On Vocal Standardization

That there is no standard among voice teachers save that of the individual will be admitted without argument; and until there is such a thing as a fixed standard of musical taste this condition will remain, for the musical taste of the teacher is by far the most potent factor in the teaching of tone production.

Of late there have been vigorous efforts to establish a standard tone for singers. This, according to the apostles of “Harmony in the ranks,” is the one way of unifying the profession.

As an argument this is nothing short of picturesque, and can be traced to those unique and professedly scientific mentalities that solve all vocal problems by a mathematical formula. As an example of the chimerical, impossible and altogether undesirable, it commands admiration. If it is impossible to establish a standard tone for pianos where the problem is mechanical, what may we expect to do with voice where the problem is psychological?

When we have succeeded in making all people look alike, act alike, think alike; when we have eliminated all racial characteristics and those resulting from environment; when people are all of the same size, weight, proportion, structure; when skulls are all of the same size, thickness and density; when all vocal organs and vocal cavities are of the same form and size; when we have succeeded in equalizing all temperaments; when there is but one climate, one language, one government, one religion; when there is no longer such a thing as individuality – then perhaps a standard tone may be considered. Until that time nothing could be more certain of failure. The great charm of voices is their individuality, which is the result not alone of training, but of ages of varied experience, for man is the sum of all that has preceded him. It is, to say the least, an extraordinary mentality that would destroy this most vital element in singing for the sake of working out a scientific theory.

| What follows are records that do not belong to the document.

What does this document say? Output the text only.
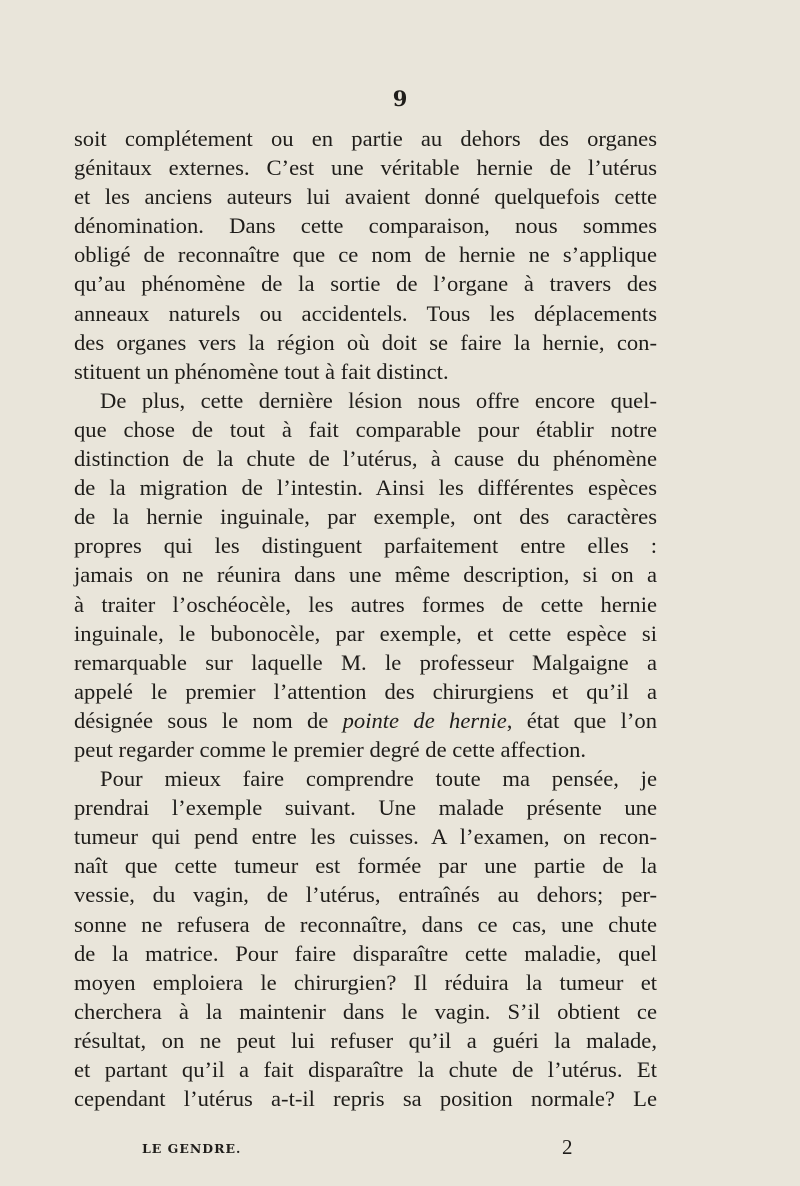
9
soit complétement ou en partie au dehors des organes
génitaux externes. C’est une véritable hernie de l’utérus
et les anciens auteurs lui avaient donné quelquefois cette
dénomination. Dans cette comparaison, nous sommes
obligé de reconnaître que ce nom de hernie ne s’applique
qu’au phénomène de la sortie de l’organe à travers des
anneaux naturels ou accidentels. Tous les déplacements
des organes vers la région où doit se faire la hernie, con-
stituent un phénomène tout à fait distinct.
De plus, cette dernière lésion nous offre encore quel-
que chose de tout à fait comparable pour établir notre
distinction de la chute de l’utérus, à cause du phénomène
de la migration de l’intestin. Ainsi les différentes espèces
de la hernie inguinale, par exemple, ont des caractères
propres qui les distinguent parfaitement entre elles :
jamais on ne réunira dans une même description, si on a
à traiter l’oschéocèle, les autres formes de cette hernie
inguinale, le bubonocèle, par exemple, et cette espèce si
remarquable sur laquelle M. le professeur Malgaigne a
appelé le premier l’attention des chirurgiens et qu’il a
désignée sous le nom de pointe de hernie, état que l’on
peut regarder comme le premier degré de cette affection.
Pour mieux faire comprendre toute ma pensée, je
prendrai l’exemple suivant. Une malade présente une
tumeur qui pend entre les cuisses. A l’examen, on recon-
naît que cette tumeur est formée par une partie de la
vessie, du vagin, de l’utérus, entraînés au dehors; per-
sonne ne refusera de reconnaître, dans ce cas, une chute
de la matrice. Pour faire disparaître cette maladie, quel
moyen emploiera le chirurgien? Il réduira la tumeur et
cherchera à la maintenir dans le vagin. S’il obtient ce
résultat, on ne peut lui refuser qu’il a guéri la malade,
et partant qu’il a fait disparaître la chute de l’utérus. Et
cependant l’utérus a-t-il repris sa position normale? Le
LE GENDRE.	2
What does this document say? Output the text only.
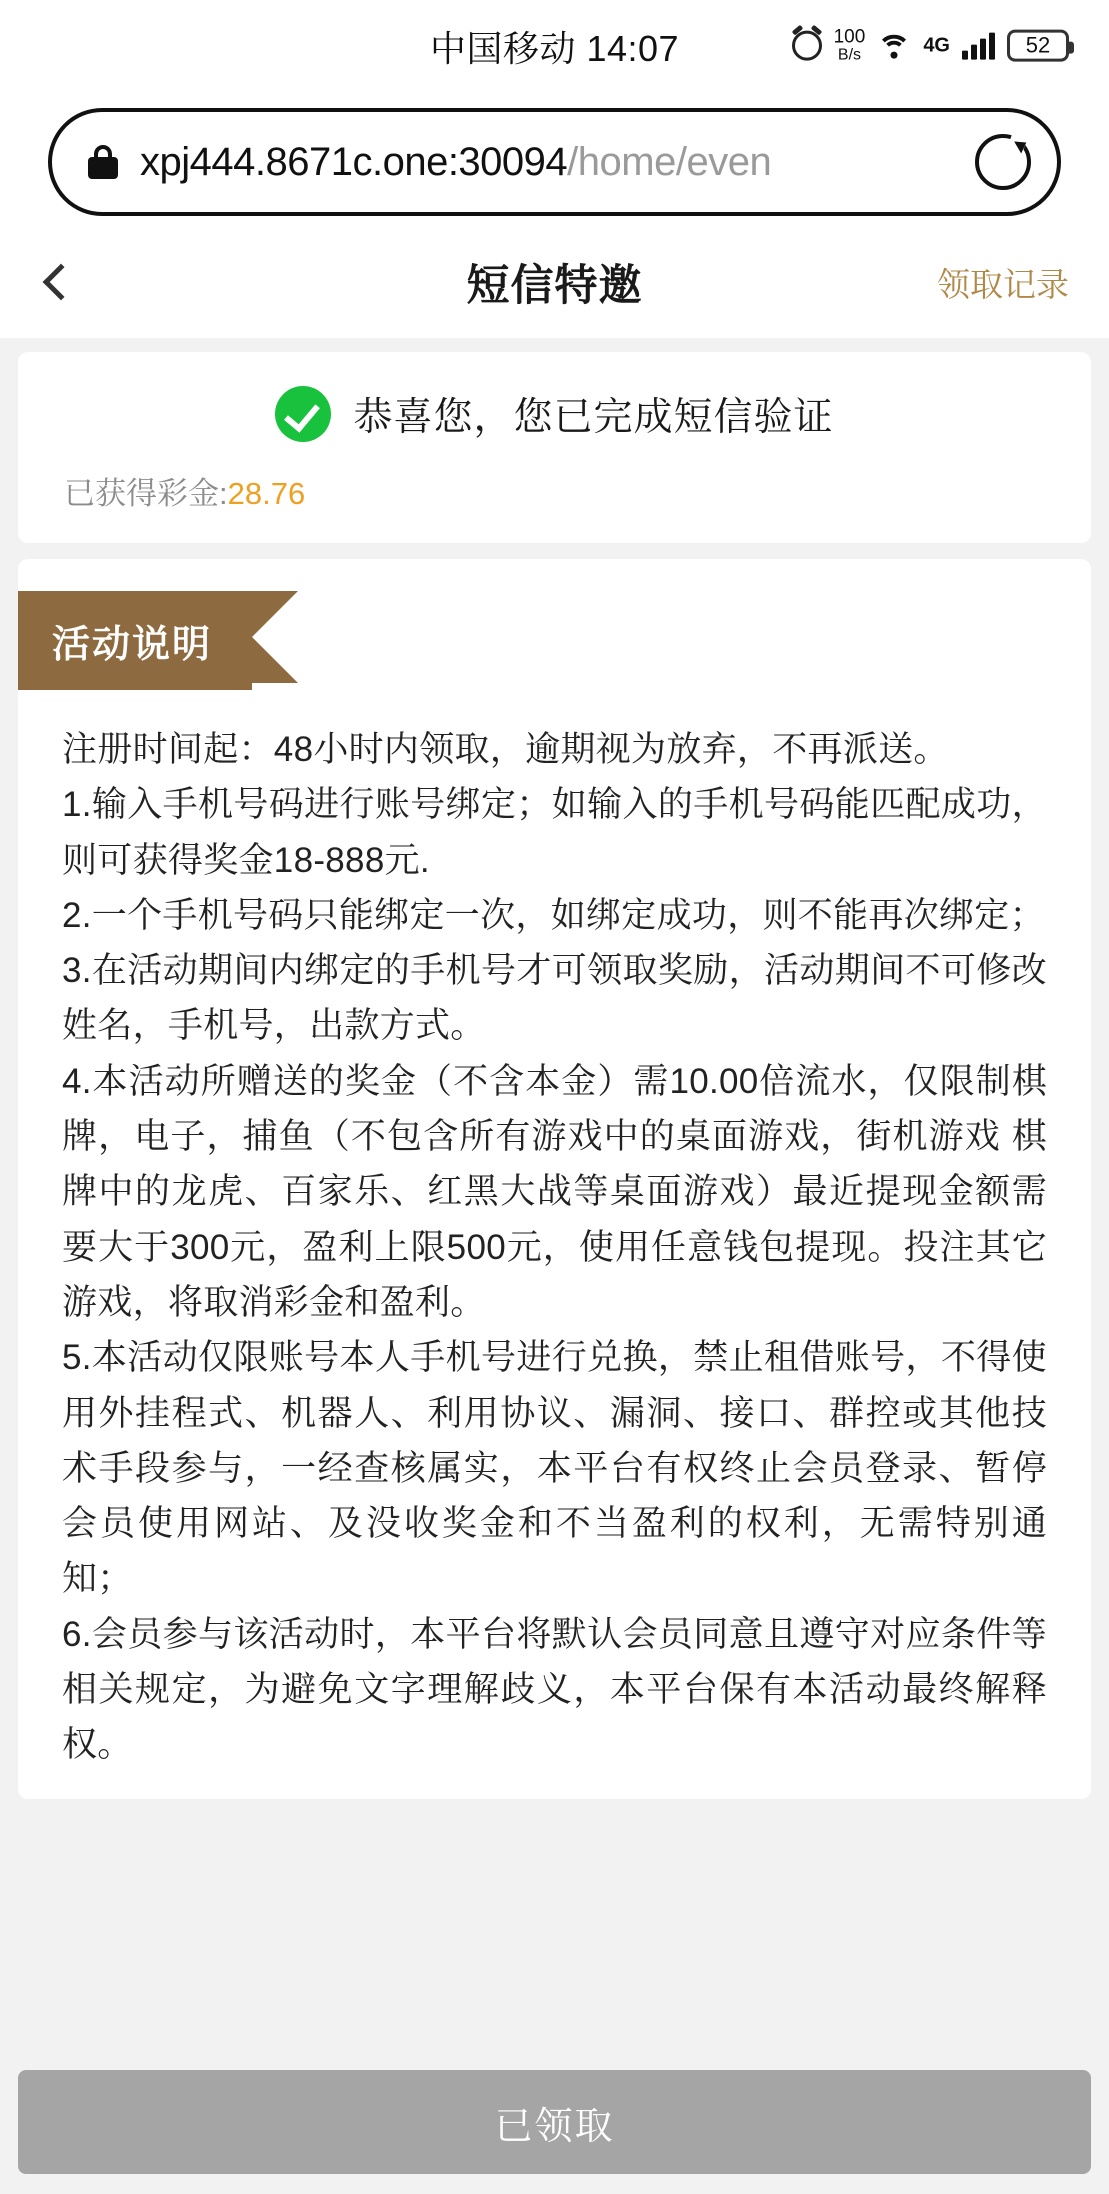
中国移动 14:07	100
B/s	4G	52
xpj444.8671c.one:30094/home/even
短信特邀	领取记录
恭喜您，您已完成短信验证
已获得彩金:28.76
活动说明

注册时间起：48小时内领取，逾期视为放弃，不再派送。

1.输入手机号码进行账号绑定；如输入的手机号码能匹配成功，则可获得奖金18-888元.

2.一个手机号码只能绑定一次，如绑定成功，则不能再次绑定；

3.在活动期间内绑定的手机号才可领取奖励，活动期间不可修改姓名，手机号，出款方式。

4.本活动所赠送的奖金（不含本金）需10.00倍流水，仅限制棋牌，电子，捕鱼（不包含所有游戏中的桌面游戏，街机游戏 棋牌中的龙虎、百家乐、红黑大战等桌面游戏）最近提现金额需要大于300元，盈利上限500元，使用任意钱包提现。投注其它游戏，将取消彩金和盈利。

5.本活动仅限账号本人手机号进行兑换，禁止租借账号，不得使用外挂程式、机器人、利用协议、漏洞、接口、群控或其他技术手段参与，一经查核属实，本平台有权终止会员登录、暂停会员使用网站、及没收奖金和不当盈利的权利，无需特别通知；

6.会员参与该活动时，本平台将默认会员同意且遵守对应条件等相关规定，为避免文字理解歧义，本平台保有本活动最终解释权。

已领取
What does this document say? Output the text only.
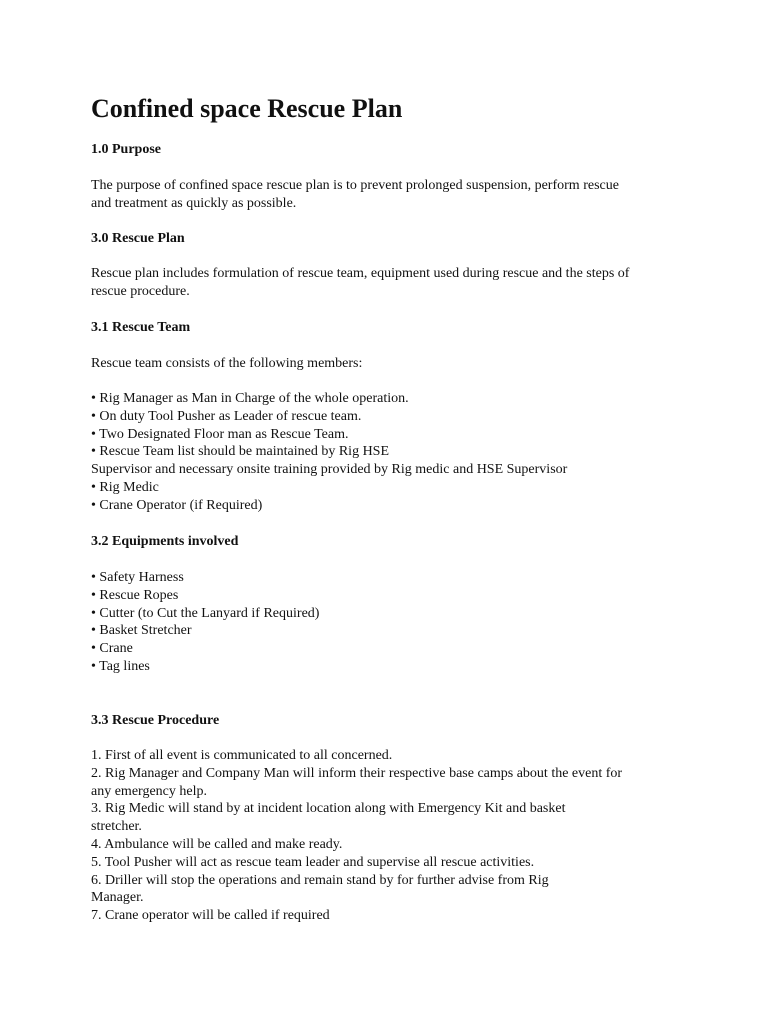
Confined space Rescue Plan
1.0 Purpose
The purpose of confined space rescue plan is to prevent prolonged suspension, perform rescue
and treatment as quickly as possible.
3.0 Rescue Plan
Rescue plan includes formulation of rescue team, equipment used during rescue and the steps of
rescue procedure.
3.1 Rescue Team

Rescue team consists of the following members:

• Rig Manager as Man in Charge of the whole operation.
• On duty Tool Pusher as Leader of rescue team.
• Two Designated Floor man as Rescue Team.
• Rescue Team list should be maintained by Rig HSE
Supervisor and necessary onsite training provided by Rig medic and HSE Supervisor
• Rig Medic
• Crane Operator (if Required)
3.2 Equipments involved
• Safety Harness
• Rescue Ropes
• Cutter (to Cut the Lanyard if Required)
• Basket Stretcher
• Crane
• Tag lines
3.3 Rescue Procedure
1. First of all event is communicated to all concerned.
2. Rig Manager and Company Man will inform their respective base camps about the event for
any emergency help.
3. Rig Medic will stand by at incident location along with Emergency Kit and basket
stretcher.
4. Ambulance will be called and make ready.
5. Tool Pusher will act as rescue team leader and supervise all rescue activities.
6. Driller will stop the operations and remain stand by for further advise from Rig
Manager.
7. Crane operator will be called if required
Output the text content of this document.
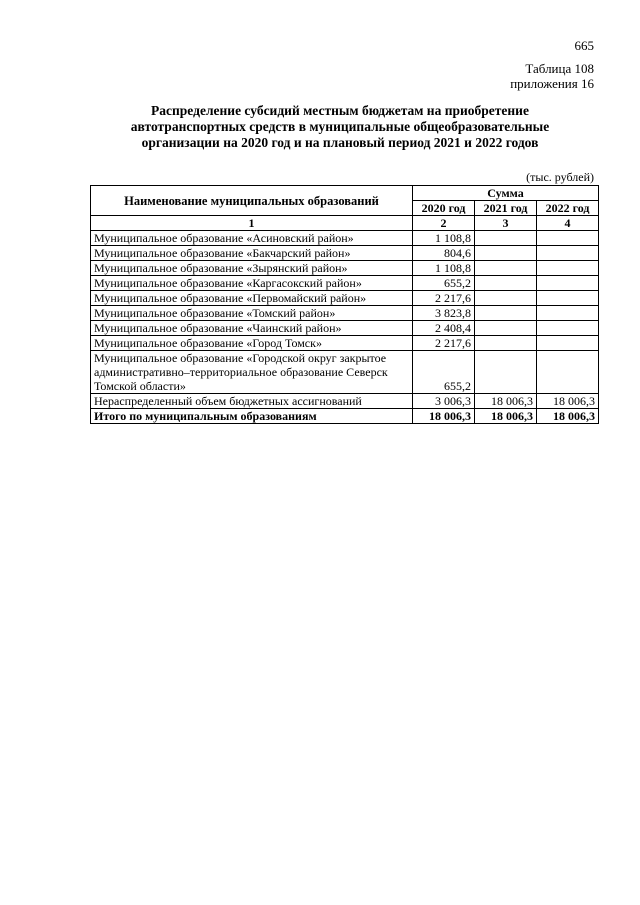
665
Таблица 108
приложения 16
Распределение субсидий местным бюджетам на приобретение
автотранспортных средств в муниципальные общеобразовательные
организации на 2020 год и на плановый период 2021 и 2022 годов
(тыс. рублей)
Наименование муниципальных образований	Сумма		
	2020 год	2021 год	2022 год
1	2	3	4
Муниципальное образование «Асиновский район»	1 108,8		
Муниципальное образование «Бакчарский район»	804,6		
Муниципальное образование «Зырянский район»	1 108,8		
Муниципальное образование «Каргасокский район»	655,2		
Муниципальное образование «Первомайский район»	2 217,6		
Муниципальное образование «Томский район»	3 823,8		
Муниципальное образование «Чаинский район»	2 408,4		
Муниципальное образование «Город Томск»	2 217,6		
Муниципальное образование «Городской округ закрытое административно–территориальное образование Северск Томской области»	655,2		
Нераспределенный объем бюджетных ассигнований	3 006,3	18 006,3	18 006,3
Итого по муниципальным образованиям	18 006,3	18 006,3	18 006,3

But there is no immediate danger. Nature, whose chief joy is in variety and contrast, is not likely to sacrifice it suddenly to a mere whim.

When we speak of a standard tone we enter the domain of acoustics and must proceed according to the laws of physics. In this standard tone there must be a fundamental combined with certain overtones. But who shall say which overtones, and why the particular combination? The answer must be “because it sounds best.” A tone being something to hear, this is a logical and legitimate answer. But if the listener knows when it sounds right he knows it entirely separate and apart from any knowledge he may have of its scientific construction; hence such knowledge is of no value whatever in determining what is good and what is bad in tone quality. A tone is not a thing to see and the teacher cannot use a camera and a manometric flame in teaching tone production. Any knowledge he may have gained from the use of such instruments in the laboratory is valueless in teaching.

If it were possible to adopt as a standard tone a certain combination of fundamental and overtones (which it is not), and if it were possible to make all singers use this particular tone (which, thank heaven it is not), then all voices would sound alike and individuality would at once disappear.

The advocates of this kind of standard tone cannot disengage themselves from the belief that all vocal organs are alike.The exact opposite is the truth. Vocal organs are no more alike than are eyes, noses, hands and dispositions. Each of these conforms only to a general type. The variation is infinite.

Clippinger, David Alva. The head voice and other problems: Practical talks on singing. Oliver Ditson Company, 1917.